The majority of the snow accumulation will occur between 8 p.m. and 1 a.m. Towards the tail end of the storm, particularly in areas south of the Massachusetts Turnpike, the snow will change to a light rain before tapering off. The final drops and flakes will taper between 1 and 5 a.m. Very little additional accumulation will occur after 1 a.m. Sunday. So, get up Sunday morning, have your coffee and head on out to clean up the driveway.
Coating to 2 inches: Areas south of Plymouth including the South Coast, Cape Cod and the Islands and, with a change to rain down here, much of the snow will be compacted or washed away.
2-to-4 inches: The region from Boston to Providence, including much of Norfolk County and northern Plymouth and Bristol counties. Again, with some change to rain very late, this may be compacted a bit.
3-to-6 inches: All areas north and west of Boston. This includes Worcester (much of Worcester County) and most of Middlesex and Essex counties as well as New Hampshire, Vermont and southern Maine.

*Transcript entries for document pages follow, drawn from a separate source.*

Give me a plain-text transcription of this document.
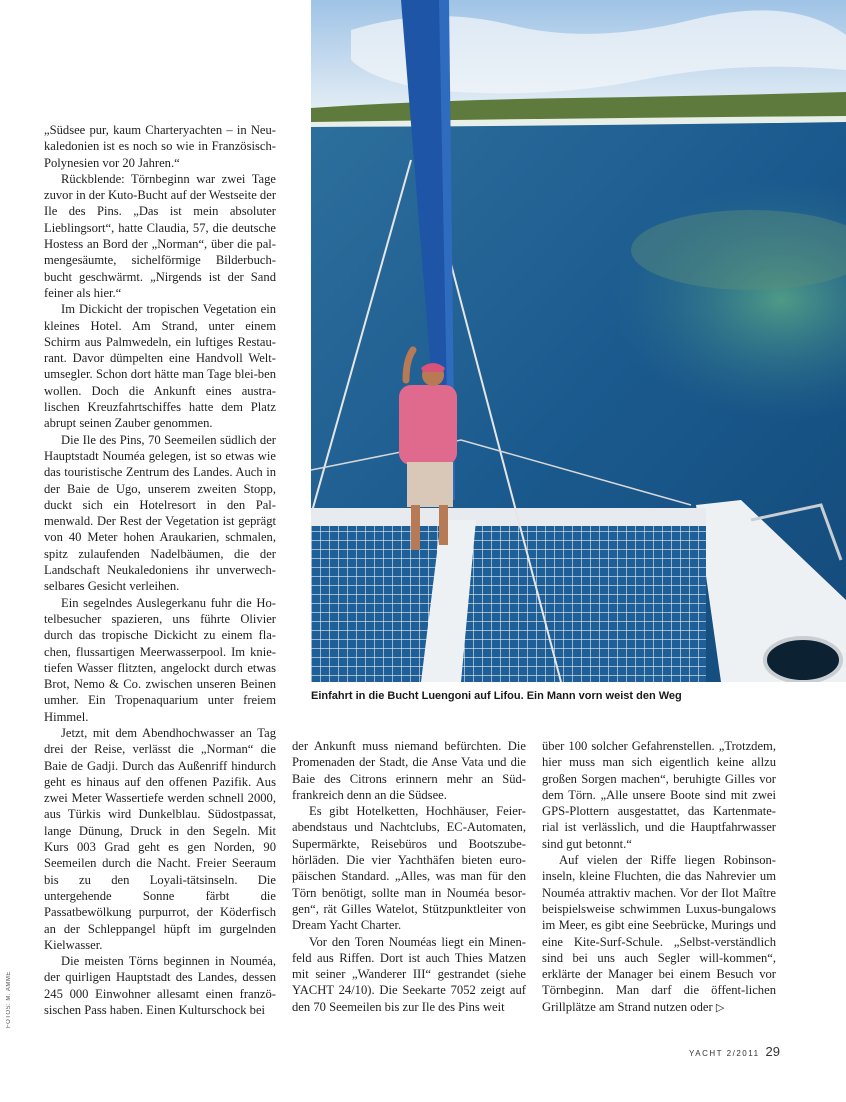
Einfahrt in die Bucht Luengoni auf Lifou. Ein Mann vorn weist den Weg

„Südsee pur, kaum Charteryachten – in Neu-kaledonien ist es noch so wie in Französisch-Polynesien vor 20 Jahren.“

Rückblende: Törnbeginn war zwei Tage zuvor in der Kuto-Bucht auf der Westseite der Ile des Pins. „Das ist mein absoluter Lieblingsort“, hatte Claudia, 57, die deutsche Hostess an Bord der „Norman“, über die pal-mengesäumte, sichelförmige Bilderbuch-bucht geschwärmt. „Nirgends ist der Sand feiner als hier.“

Im Dickicht der tropischen Vegetation ein kleines Hotel. Am Strand, unter einem Schirm aus Palmwedeln, ein luftiges Restau-rant. Davor dümpelten eine Handvoll Welt-umsegler. Schon dort hätte man Tage blei-ben wollen. Doch die Ankunft eines austra-lischen Kreuzfahrtschiffes hatte dem Platz abrupt seinen Zauber genommen.

Die Ile des Pins, 70 Seemeilen südlich der Hauptstadt Nouméa gelegen, ist so etwas wie das touristische Zentrum des Landes. Auch in der Baie de Ugo, unserem zweiten Stopp, duckt sich ein Hotelresort in den Pal-menwald. Der Rest der Vegetation ist geprägt von 40 Meter hohen Araukarien, schmalen, spitz zulaufenden Nadelbäumen, die der Landschaft Neukaledoniens ihr unverwech-selbares Gesicht verleihen.

Ein segelndes Auslegerkanu fuhr die Ho-telbesucher spazieren, uns führte Olivier durch das tropische Dickicht zu einem fla-chen, flussartigen Meerwasserpool. Im knie-tiefen Wasser flitzten, angelockt durch etwas Brot, Nemo & Co. zwischen unseren Beinen umher. Ein Tropenaquarium unter freiem Himmel.

Jetzt, mit dem Abendhochwasser an Tag drei der Reise, verlässt die „Norman“ die Baie de Gadji. Durch das Außenriff hindurch geht es hinaus auf den offenen Pazifik. Aus zwei Meter Wassertiefe werden schnell 2000, aus Türkis wird Dunkelblau. Südostpassat, lange Dünung, Druck in den Segeln. Mit Kurs 003 Grad geht es gen Norden, 90 Seemeilen durch die Nacht. Freier Seeraum bis zu den Loyali-tätsinseln. Die untergehende Sonne färbt die Passatbewölkung purpurrot, der Köderfisch an der Schleppangel hüpft im gurgelnden Kielwasser.

Die meisten Törns beginnen in Nouméa, der quirligen Hauptstadt des Landes, dessen 245 000 Einwohner allesamt einen franzö-sischen Pass haben. Einen Kulturschock bei

der Ankunft muss niemand befürchten. Die Promenaden der Stadt, die Anse Vata und die Baie des Citrons erinnern mehr an Süd-frankreich denn an die Südsee.

Es gibt Hotelketten, Hochhäuser, Feier-abendstaus und Nachtclubs, EC-Automaten, Supermärkte, Reisebüros und Bootszube-hörläden. Die vier Yachthäfen bieten euro-päischen Standard. „Alles, was man für den Törn benötigt, sollte man in Nouméa besor-gen“, rät Gilles Watelot, Stützpunktleiter von Dream Yacht Charter.

Vor den Toren Nouméas liegt ein Minen-feld aus Riffen. Dort ist auch Thies Matzen mit seiner „Wanderer III“ gestrandet (siehe YACHT 24/10). Die Seekarte 7052 zeigt auf den 70 Seemeilen bis zur Ile des Pins weit

über 100 solcher Gefahrenstellen. „Trotzdem, hier muss man sich eigentlich keine allzu großen Sorgen machen“, beruhigte Gilles vor dem Törn. „Alle unsere Boote sind mit zwei GPS-Plottern ausgestattet, das Kartenmate-rial ist verlässlich, und die Hauptfahrwasser sind gut betonnt.“

Auf vielen der Riffe liegen Robinson-inseln, kleine Fluchten, die das Nahrevier um Nouméa attraktiv machen. Vor der Ilot Maître beispielsweise schwimmen Luxus-bungalows im Meer, es gibt eine Seebrücke, Murings und eine Kite-Surf-Schule. „Selbst-verständlich sind bei uns auch Segler will-kommen“, erklärte der Manager bei einem Besuch vor Törnbeginn. Man darf die öffent-lichen Grillplätze am Strand nutzen oder ▷

FOTOS: M. AMME
YACHT 2/2011 29
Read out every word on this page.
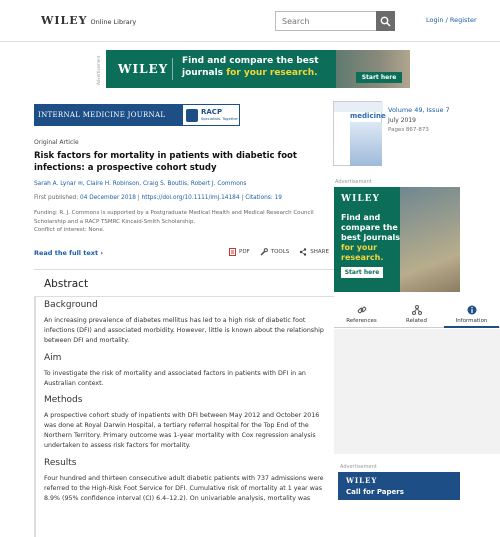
WILEY Online Library
Search	Login / Register
Advertisement WILEY
Find and compare the best
journals for your research.	Start here
INTERNAL MEDICINE JOURNAL	RACP
Specialists. Together
Original Article
Risk factors for mortality in patients with diabetic foot infections: a prospective cohort study
Sarah A. Lynar ✉, Claire H. Robinson, Craig S. Boutlis, Robert J. Commons
First published: 04 December 2018 | https://doi.org/10.1111/imj.14184 | Citations: 19
Funding: R. J. Commons is supported by a Postgraduate Medical Health and Medical Research Council Scholarship and a RACP TSMRC Kincaid-Smith Scholarship.
Conflict of interest: None.
Read the full text ›	PDF	TOOLS	SHARE
Abstract
Background

An increasing prevalence of diabetes mellitus has led to a high risk of diabetic foot infections (DFI) and associated morbidity. However, little is known about the relationship between DFI and mortality.

Aim

To investigate the risk of mortality and associated factors in patients with DFI in an Australian context.

Methods

A prospective cohort study of inpatients with DFI between May 2012 and October 2016 was done at Royal Darwin Hospital, a tertiary referral hospital for the Top End of the Northern Territory. Primary outcome was 1-year mortality with Cox regression analysis undertaken to assess risk factors for mortality.

Results

Four hundred and thirteen consecutive adult diabetic patients with 737 admissions were referred to the High-Risk Foot Service for DFI. Cumulative risk of mortality at 1 year was 8.9% (95% confidence interval (CI) 6.4–12.2). On univariable analysis, mortality was

medicine
Volume 49, Issue 7
July 2019
Pages 867-873
Advertisement
WILEY
Find and
compare the
best journals
for your
research.
Start here
References	Related	Information
Advertisement
WILEY
Call for Papers
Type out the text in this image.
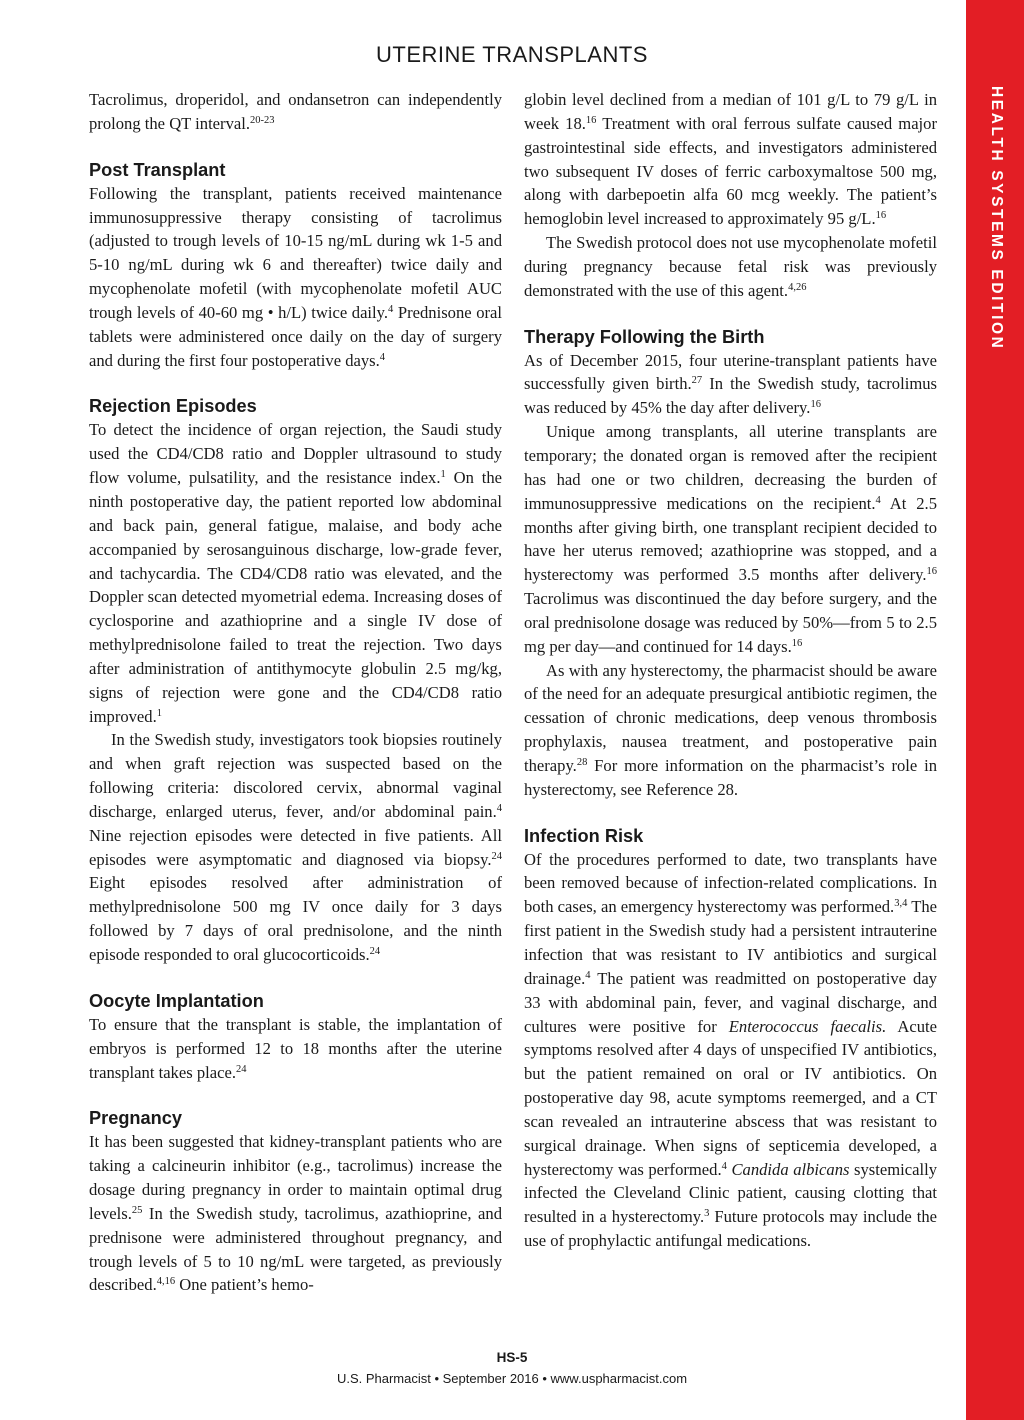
HEALTH SYSTEMS EDITION
UTERINE TRANSPLANTS

Tacrolimus, droperidol, and ondansetron can independently prolong the QT interval.$^{20-23}$

Post Transplant

Following the transplant, patients received maintenance immunosuppressive therapy consisting of tacrolimus (adjusted to trough levels of 10-15 ng/mL during wk 1-5 and 5-10 ng/mL during wk 6 and thereafter) twice daily and mycophenolate mofetil (with mycophenolate mofetil AUC trough levels of 40-60 mg • h/L) twice daily.$^4$ Prednisone oral tablets were administered once daily on the day of surgery and during the first four postoperative days.$^4$

Rejection Episodes

To detect the incidence of organ rejection, the Saudi study used the CD4/CD8 ratio and Doppler ultrasound to study flow volume, pulsatility, and the resistance index.$^1$ On the ninth postoperative day, the patient reported low abdominal and back pain, general fatigue, malaise, and body ache accompanied by serosanguinous discharge, low-grade fever, and tachycardia. The CD4/CD8 ratio was elevated, and the Doppler scan detected myometrial edema. Increasing doses of cyclosporine and azathioprine and a single IV dose of methylprednisolone failed to treat the rejection. Two days after administration of antithymocyte globulin 2.5 mg/kg, signs of rejection were gone and the CD4/CD8 ratio improved.$^1$

In the Swedish study, investigators took biopsies routinely and when graft rejection was suspected based on the following criteria: discolored cervix, abnormal vaginal discharge, enlarged uterus, fever, and/or abdominal pain.$^4$ Nine rejection episodes were detected in five patients. All episodes were asymptomatic and diagnosed via biopsy.$^{24}$ Eight episodes resolved after administration of methylprednisolone 500 mg IV once daily for 3 days followed by 7 days of oral prednisolone, and the ninth episode responded to oral glucocorticoids.$^{24}$

Oocyte Implantation

To ensure that the transplant is stable, the implantation of embryos is performed 12 to 18 months after the uterine transplant takes place.$^{24}$

Pregnancy

It has been suggested that kidney-transplant patients who are taking a calcineurin inhibitor (e.g., tacrolimus) increase the dosage during pregnancy in order to maintain optimal drug levels.$^{25}$ In the Swedish study, tacrolimus, azathioprine, and prednisone were administered throughout pregnancy, and trough levels of 5 to 10 ng/mL were targeted, as previously described.$^{4,16}$ One patient’s hemo-

globin level declined from a median of 101 g/L to 79 g/L in week 18.16 Treatment with oral ferrous sulfate caused major gastrointestinal side effects, and investigators administered two subsequent IV doses of ferric carboxymaltose 500 mg, along with darbepoetin alfa 60 mcg weekly. The patient’s hemoglobin level increased to approximately 95 g/L.$^{16}$

The Swedish protocol does not use mycophenolate mofetil during pregnancy because fetal risk was previously demonstrated with the use of this agent.$^{4,26}$

Therapy Following the Birth

As of December 2015, four uterine-transplant patients have successfully given birth.$^{27}$ In the Swedish study, tacrolimus was reduced by 45% the day after delivery.$^{16}$

Unique among transplants, all uterine transplants are temporary; the donated organ is removed after the recipient has had one or two children, decreasing the burden of immunosuppressive medications on the recipient.$^4$ At 2.5 months after giving birth, one transplant recipient decided to have her uterus removed; azathioprine was stopped, and a hysterectomy was performed 3.5 months after delivery.$^{16}$ Tacrolimus was discontinued the day before surgery, and the oral prednisolone dosage was reduced by 50%—from 5 to 2.5 mg per day—and continued for 14 days.$^{16}$

As with any hysterectomy, the pharmacist should be aware of the need for an adequate presurgical antibiotic regimen, the cessation of chronic medications, deep venous thrombosis prophylaxis, nausea treatment, and postoperative pain therapy.$^{28}$ For more information on the pharmacist’s role in hysterectomy, see Reference 28.

Infection Risk

Of the procedures performed to date, two transplants have been removed because of infection-related complications. In both cases, an emergency hysterectomy was performed.$^{3,4}$ The first patient in the Swedish study had a persistent intrauterine infection that was resistant to IV antibiotics and surgical drainage.$^4$ The patient was readmitted on postoperative day 33 with abdominal pain, fever, and vaginal discharge, and cultures were positive for Enterococcus faecalis. Acute symptoms resolved after 4 days of unspecified IV antibiotics, but the patient remained on oral or IV antibiotics. On postoperative day 98, acute symptoms reemerged, and a CT scan revealed an intrauterine abscess that was resistant to surgical drainage. When signs of septicemia developed, a hysterectomy was performed.$^4$ Candida albicans systemically infected the Cleveland Clinic patient, causing clotting that resulted in a hysterectomy.$^3$ Future protocols may include the use of prophylactic antifungal medications.

HS-5
U.S. Pharmacist • September 2016 • www.uspharmacist.com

There will be a bit of a fluff factor in these areas with very cold temperatures, especially at the start of the storm.
Best chance of more than 6”: Northern Worcester County, Monadnock Region, northern Berkshires, Green and White Mountains…ski areas rejoice! Again, major fluff factor here, very light and fluffy snow will pile up fairly quickly.
It appears that we will enter a prolonged stretch of cold and dry weather once this storm departs.